Me pregunto: ¿qué es ser cuentista? Al escritor que escribe relatos con medias verdades y medias mentiras, que fantasea con lo que parece posible, y lo dice con frecuencia de manera convincente, le dicen, en el gremio de la literatura, escritor de ficción o cuentista. Pero, en la vida común, a quien cuenta historias falsas que parecen verdaderas, le dicen mentiroso, o al que divaga en relatos diversos, contando cosas que imagina y no existen, algunos le dicen loco. El clásico de la literatura brasileña Machado de Asís, cuenta en el Alienista que loco es lo raro y lo distinto. Los narradores tienen la virtud de contar las cosas cotidianas, ordinarias y extraordinarias, históricas y ficticias, de manera distinta, captando la atención del lector por cualquiera de las múltiples motivaciones que puedan tener, que van desde la distracción de los quehaceres incómodos, la diversión y el ocio para matar el tiempo, hasta la curiosidad, y el interés de aprender, o conocer historias para contar… en ese ciclo inagotable que caracteriza nuestra cultura de imaginar y creer, y seguir contando.
¿Y lo de editor? Quizás sea el oficio actual que le reporta los ingresos necesarios para escribir y contar… Entre los relatos hay uno Melosas palabras de poeta que se refiere a la labor de “reparar poemas” y hacer cartas. Ocupación que puede acarrear desventuras y/o aventuras, pero que a Mario le ha traído, según reconoce, —a pesar que a veces es incómodo que nos corrijan y señalen errores—, buenos sucesos. El último texto del libro es un homenaje al poeta Ernesto Cardenal: Escultor de versos y garzas blancas. ¿Tuvo el valor de corregir los textos en prosa y versos de la obra de “uno de los mejores poetas del mundo”? Parece que así fue, dice: “El viejo tiene una memoria de elefante lúcido”, tarea que lo gradúa, al corregir la obra seleccionada de Cardenal, como editor.

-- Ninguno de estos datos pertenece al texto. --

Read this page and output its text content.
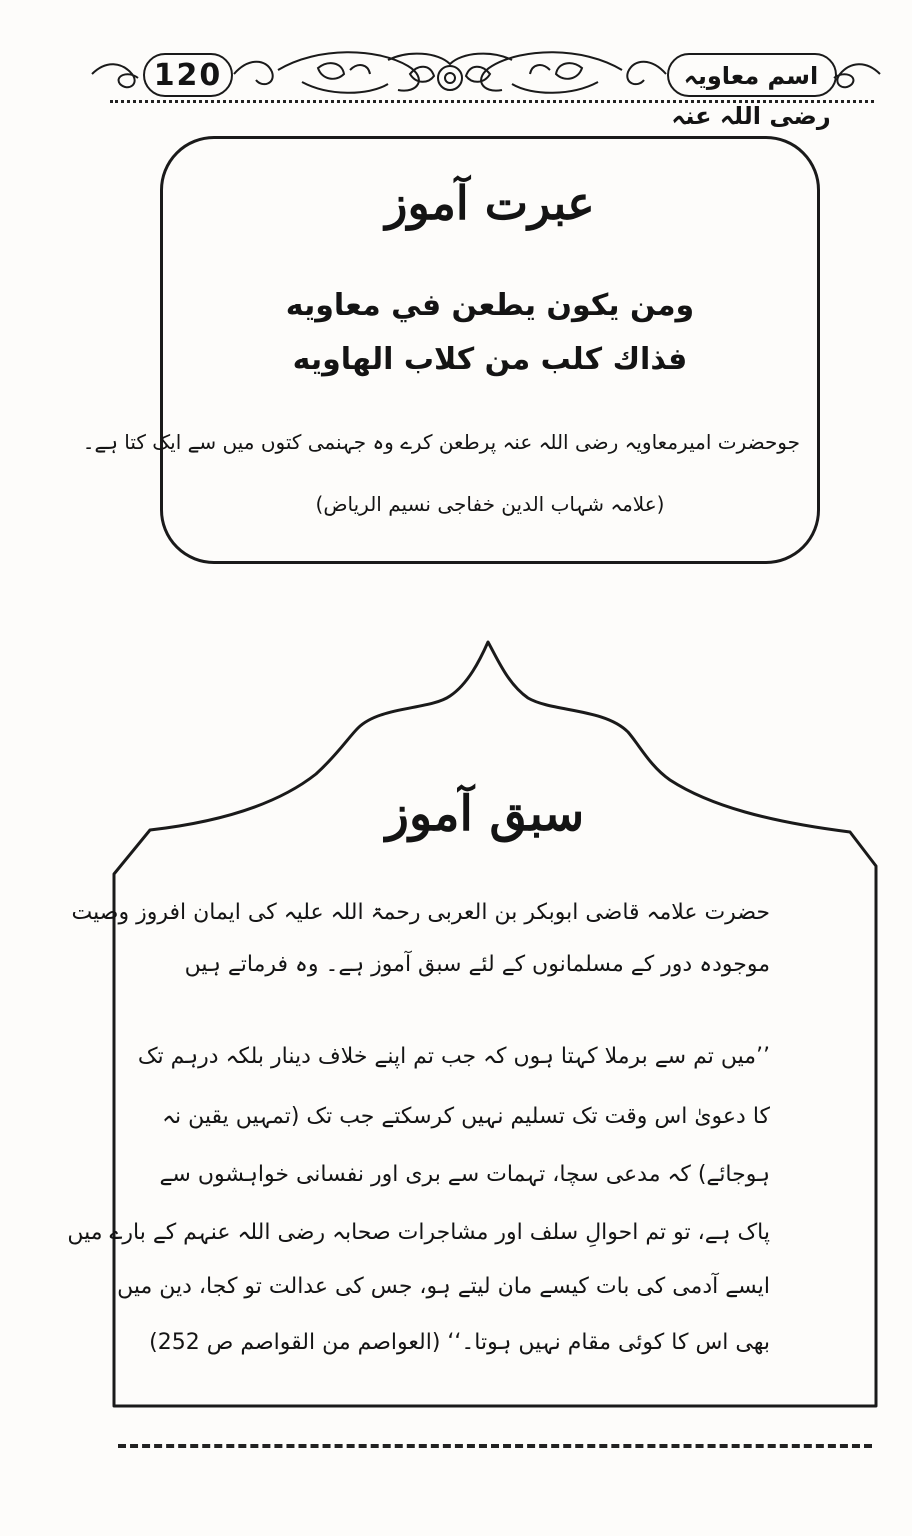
120	اسم معاویہ رضی اللہ عنہ
عبرت آموز
ومن يكون يطعن في معاويه
فذاك كلب من كلاب الهاويه
جوحضرت امیرمعاویہ رضی اللہ عنہ پرطعن کرے وہ جہنمی کتوں میں سے ایک کتا ہے۔
(علامہ شہاب الدین خفاجی نسیم الریاض)
سبق آموز
حضرت علامہ قاضی ابوبکر بن العربی رحمۃ اللہ علیہ کی ایمان افروز وصیت
موجودہ دور کے مسلمانوں کے لئے سبق آموز ہے۔ وہ فرماتے ہیں
’’میں تم سے برملا کہتا ہوں کہ جب تم اپنے خلاف دینار بلکہ درہم تک
کا دعویٰ اس وقت تک تسلیم نہیں کرسکتے جب تک (تمہیں یقین نہ
ہوجائے) کہ مدعی سچا، تہمات سے بری اور نفسانی خواہشوں سے
پاک ہے، تو تم احوالِ سلف اور مشاجرات صحابہ رضی اللہ عنہم کے بارے میں
ایسے آدمی کی بات کیسے مان لیتے ہو، جس کی عدالت تو کجا، دین میں
بھی اس کا کوئی مقام نہیں ہوتا۔‘‘ (العواصم من القواصم ص 252)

Urtecho ficciona la historia y lo cotidiano, en Xagua, escrito en Perú, se remonta a los inicios de la Conquista; Las Segovias, es el recuerdo de una época y el homenaje a los caídos en la década del 80 durante la Revolución; Multitudes es un breve ensayo filosófico, algo existencial; A veces en las madrugadas, es el cuento más viejo (1995), y el más breve, con el encanto de la brevedad, surrealista e inesperado, preciso; en Siameses recuerda el antiguo cuento de Octavio Rocha: El asesino de su sombra (1932); La señora, relato con rasgos regionalistas y contemporáneos, y un refrán: “Quien reza y peca… empata”; Década de 1920, desde los hechos de una época que carga pesados acontecimientos históricos, asume una posición crítica y actual sobre la concesión del canal interoceánico; y su cuento preferido, el que también pudo prestar el nombre al libro: Extravagancias, el más extenso, en donde un personaje que se parece tanto al escritor, por su melena y los bluyines que viste, por la diversidad de labores en las que incurre, después de andar dando vueltas y vueltas en “oficios equivocados”, llega al que parece mejor le cabe, en donde mejor le pagan, lo respetan y carece de riesgos judiciales… una aspiración franca del personaje —no del autor—, un final de humor: ¡es diputado!